WASHINGTON – Mohawk-Seneca elder Kelly Maracle was with her 6-year-old grandson, lying on his stomach while he tapped away at an iPad game. Meanwhile, about 300 Indigenous-led climate activists protested outside the White House on Wednesday to demand President Joe Biden declare a national climate emergency.
Maracle pointed to her grandson, saying, “I’m fighting for him.”
Wednesday’s protests were part of a week of protests and marches led by Build Back Fossil Free to demand Biden end all new fossil fuel projects, protect water sources and declare the state of emergency. They started Monday — Indigenous Peoples’ Day — and will conclude Friday with a youth march to Capitol Hill. Activists gather in nearby McPherson Square at 8 a.m. every morning before marching to the White House.

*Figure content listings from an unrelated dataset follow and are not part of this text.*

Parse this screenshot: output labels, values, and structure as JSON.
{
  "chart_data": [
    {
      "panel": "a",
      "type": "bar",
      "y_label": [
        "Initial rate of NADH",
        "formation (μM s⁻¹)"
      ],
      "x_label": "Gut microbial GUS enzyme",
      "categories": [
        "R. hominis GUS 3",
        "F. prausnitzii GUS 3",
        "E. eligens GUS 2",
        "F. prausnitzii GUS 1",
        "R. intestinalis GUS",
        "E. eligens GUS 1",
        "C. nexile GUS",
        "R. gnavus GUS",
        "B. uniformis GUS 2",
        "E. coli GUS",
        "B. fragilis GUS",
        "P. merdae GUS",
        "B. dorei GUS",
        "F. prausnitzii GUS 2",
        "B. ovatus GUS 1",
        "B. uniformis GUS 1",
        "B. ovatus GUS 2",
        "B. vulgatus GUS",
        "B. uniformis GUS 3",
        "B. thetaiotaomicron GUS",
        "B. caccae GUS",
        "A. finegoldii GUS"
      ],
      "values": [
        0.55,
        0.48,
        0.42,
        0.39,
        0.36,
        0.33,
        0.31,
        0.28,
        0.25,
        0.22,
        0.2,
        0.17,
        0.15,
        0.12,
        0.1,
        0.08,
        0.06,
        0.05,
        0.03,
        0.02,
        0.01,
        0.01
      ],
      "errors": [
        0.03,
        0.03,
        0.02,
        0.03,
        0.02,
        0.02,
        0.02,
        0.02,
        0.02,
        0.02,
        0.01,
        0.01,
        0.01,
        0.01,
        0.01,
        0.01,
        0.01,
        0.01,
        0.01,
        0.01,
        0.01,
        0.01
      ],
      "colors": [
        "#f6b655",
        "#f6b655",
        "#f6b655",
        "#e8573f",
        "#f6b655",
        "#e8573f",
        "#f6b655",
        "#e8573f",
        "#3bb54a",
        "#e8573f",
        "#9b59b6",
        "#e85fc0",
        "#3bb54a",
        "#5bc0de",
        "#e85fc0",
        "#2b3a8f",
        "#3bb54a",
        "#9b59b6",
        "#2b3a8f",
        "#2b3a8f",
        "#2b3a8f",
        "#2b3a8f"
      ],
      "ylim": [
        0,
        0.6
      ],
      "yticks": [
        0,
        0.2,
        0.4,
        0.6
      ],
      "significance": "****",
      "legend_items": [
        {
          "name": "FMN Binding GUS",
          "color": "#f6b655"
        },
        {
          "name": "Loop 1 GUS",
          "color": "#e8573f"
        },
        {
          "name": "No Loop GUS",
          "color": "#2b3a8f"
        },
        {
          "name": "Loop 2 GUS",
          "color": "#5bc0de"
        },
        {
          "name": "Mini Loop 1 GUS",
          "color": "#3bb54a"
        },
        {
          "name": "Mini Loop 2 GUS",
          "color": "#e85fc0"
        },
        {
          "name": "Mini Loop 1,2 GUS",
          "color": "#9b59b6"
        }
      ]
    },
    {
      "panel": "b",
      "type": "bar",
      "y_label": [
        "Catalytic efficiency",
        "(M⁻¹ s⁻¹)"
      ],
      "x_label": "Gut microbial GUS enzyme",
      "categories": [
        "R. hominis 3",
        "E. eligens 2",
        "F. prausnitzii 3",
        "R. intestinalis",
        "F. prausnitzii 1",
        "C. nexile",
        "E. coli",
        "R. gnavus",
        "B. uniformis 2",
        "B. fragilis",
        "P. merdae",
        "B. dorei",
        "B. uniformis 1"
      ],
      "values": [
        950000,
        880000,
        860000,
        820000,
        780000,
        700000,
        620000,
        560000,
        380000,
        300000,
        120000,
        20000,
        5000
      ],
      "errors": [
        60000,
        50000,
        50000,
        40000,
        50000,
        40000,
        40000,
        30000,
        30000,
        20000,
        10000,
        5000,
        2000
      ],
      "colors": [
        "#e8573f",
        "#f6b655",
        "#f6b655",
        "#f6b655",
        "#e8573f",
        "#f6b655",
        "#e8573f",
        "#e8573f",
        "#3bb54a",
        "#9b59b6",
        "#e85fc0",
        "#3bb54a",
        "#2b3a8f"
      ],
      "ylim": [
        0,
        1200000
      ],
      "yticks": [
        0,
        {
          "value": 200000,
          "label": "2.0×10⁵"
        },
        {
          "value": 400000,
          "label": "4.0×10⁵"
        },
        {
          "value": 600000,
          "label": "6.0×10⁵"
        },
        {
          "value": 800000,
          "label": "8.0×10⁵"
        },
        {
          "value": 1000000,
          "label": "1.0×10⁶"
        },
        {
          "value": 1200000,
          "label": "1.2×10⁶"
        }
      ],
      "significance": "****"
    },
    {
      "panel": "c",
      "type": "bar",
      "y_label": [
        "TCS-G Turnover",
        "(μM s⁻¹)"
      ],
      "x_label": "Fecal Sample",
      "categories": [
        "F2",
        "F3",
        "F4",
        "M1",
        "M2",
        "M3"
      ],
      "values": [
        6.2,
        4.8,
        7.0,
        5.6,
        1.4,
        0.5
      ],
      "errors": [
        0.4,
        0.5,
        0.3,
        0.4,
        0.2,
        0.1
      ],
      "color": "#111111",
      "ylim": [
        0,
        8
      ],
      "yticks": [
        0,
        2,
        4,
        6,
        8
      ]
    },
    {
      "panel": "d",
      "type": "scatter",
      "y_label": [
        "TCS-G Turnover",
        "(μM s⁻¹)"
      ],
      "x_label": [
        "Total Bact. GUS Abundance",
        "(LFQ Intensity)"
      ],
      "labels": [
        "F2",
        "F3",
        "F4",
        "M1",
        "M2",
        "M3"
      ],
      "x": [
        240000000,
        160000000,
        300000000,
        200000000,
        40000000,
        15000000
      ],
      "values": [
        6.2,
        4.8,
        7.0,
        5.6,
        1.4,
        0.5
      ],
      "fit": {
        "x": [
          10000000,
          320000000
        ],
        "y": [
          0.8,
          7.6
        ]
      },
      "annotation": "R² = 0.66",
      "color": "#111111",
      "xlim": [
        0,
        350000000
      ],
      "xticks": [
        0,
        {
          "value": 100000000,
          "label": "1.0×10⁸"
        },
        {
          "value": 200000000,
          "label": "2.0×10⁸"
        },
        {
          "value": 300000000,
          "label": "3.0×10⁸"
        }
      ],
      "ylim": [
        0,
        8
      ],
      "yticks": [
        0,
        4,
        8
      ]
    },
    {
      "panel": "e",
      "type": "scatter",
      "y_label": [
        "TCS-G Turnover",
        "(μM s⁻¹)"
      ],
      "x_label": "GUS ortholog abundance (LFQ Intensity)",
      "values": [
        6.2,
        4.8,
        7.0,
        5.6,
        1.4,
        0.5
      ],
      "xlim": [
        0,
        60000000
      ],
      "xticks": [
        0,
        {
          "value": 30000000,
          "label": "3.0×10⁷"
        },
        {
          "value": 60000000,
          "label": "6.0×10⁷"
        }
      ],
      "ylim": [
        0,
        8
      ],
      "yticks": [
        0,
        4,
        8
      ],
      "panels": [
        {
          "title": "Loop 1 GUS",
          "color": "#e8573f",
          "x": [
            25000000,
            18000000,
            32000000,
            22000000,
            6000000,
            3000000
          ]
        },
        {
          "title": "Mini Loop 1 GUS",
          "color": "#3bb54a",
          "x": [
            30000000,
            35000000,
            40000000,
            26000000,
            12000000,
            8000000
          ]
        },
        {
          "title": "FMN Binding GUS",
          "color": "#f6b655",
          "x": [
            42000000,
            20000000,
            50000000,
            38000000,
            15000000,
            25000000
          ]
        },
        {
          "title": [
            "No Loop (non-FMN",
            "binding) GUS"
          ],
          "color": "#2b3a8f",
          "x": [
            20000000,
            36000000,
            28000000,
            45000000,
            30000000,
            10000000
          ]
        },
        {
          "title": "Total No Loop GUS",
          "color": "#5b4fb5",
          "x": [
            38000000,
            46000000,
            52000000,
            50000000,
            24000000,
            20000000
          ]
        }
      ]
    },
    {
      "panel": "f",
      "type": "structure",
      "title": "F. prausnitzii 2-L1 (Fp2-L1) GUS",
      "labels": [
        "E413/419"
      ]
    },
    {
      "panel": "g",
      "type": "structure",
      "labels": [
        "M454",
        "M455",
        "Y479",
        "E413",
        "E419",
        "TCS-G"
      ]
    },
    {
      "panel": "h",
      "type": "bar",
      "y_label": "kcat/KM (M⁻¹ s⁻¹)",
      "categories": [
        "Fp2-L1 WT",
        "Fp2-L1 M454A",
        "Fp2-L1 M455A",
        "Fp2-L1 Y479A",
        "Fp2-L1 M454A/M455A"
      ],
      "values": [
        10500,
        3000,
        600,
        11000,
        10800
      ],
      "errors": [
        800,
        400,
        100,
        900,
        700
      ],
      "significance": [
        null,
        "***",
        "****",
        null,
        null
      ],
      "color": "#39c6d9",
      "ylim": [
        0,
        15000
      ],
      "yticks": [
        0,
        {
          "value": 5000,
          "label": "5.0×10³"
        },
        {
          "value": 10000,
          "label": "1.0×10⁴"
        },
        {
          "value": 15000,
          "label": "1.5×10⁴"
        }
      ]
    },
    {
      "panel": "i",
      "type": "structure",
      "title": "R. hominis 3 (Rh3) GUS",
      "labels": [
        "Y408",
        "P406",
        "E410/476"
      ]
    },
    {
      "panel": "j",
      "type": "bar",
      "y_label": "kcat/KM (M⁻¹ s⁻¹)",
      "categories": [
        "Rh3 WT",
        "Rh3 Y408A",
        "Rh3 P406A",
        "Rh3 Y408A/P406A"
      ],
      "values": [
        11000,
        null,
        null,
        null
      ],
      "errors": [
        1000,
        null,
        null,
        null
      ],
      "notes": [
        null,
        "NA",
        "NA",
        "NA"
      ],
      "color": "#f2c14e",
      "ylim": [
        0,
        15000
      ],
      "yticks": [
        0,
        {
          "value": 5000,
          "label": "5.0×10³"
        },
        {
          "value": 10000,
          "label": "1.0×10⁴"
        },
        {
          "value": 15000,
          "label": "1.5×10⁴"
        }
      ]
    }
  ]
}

Law enforcement officers arrested protesters standing too near the White House. They also arrested around 130 people during Monday’s protest, according to news reports.
“They’re putting their bodies on the line,” Maracle said.
Protesters held up posters that read “Biden Our Communities Can’t Wait” and “Racism and Fossil Fuels Make Me Sick!” Others carried cardboard cutouts with painted flames. When the police issued warnings over loudspeakers, the crowd would chant and sing songs to drown them out.
In August, the United Nations declared a “code red” for humanity as temperatures rise. Biden will attend the UN’s COP 26 conference at the end of this month, which will bring world leaders together in Scotland to discuss climate change.
Tammy Rominski, a member of the Red Lake Nation, pushed her walker to the front of a barrier set up across the street from the White House. Battling congestion from a covid-induced coma, she traveled two days from Minnesota to the nation’s capital.
She was upset that Biden did not stop the start-up of Line 3 in June, an oil pipeline replacement project that carries oil from Alberta, Canada to Wisconsin, cutting through tribal lands in Minnesota.
There are already too many chemicals being used on the land, Rominski said. The Red River Valley has high cancer rates because of Roundup, an herbicide chemical local farmers use to grow soybeans.
“In four months, I have gone to three aunties’ funerals, and I found out that one more, my great aunt, has cancer. Growing up, we never had cancer in our family. Now, I’m losing them …,” she said. “It’s heartbreaking.”
Two tears rolled down her cheeks.
“They don’t understand we’re fighting for their families too,” Rominski said, gesturing toward the White House and at police officers in front of her. “They don’t realize what they’re about to get into.”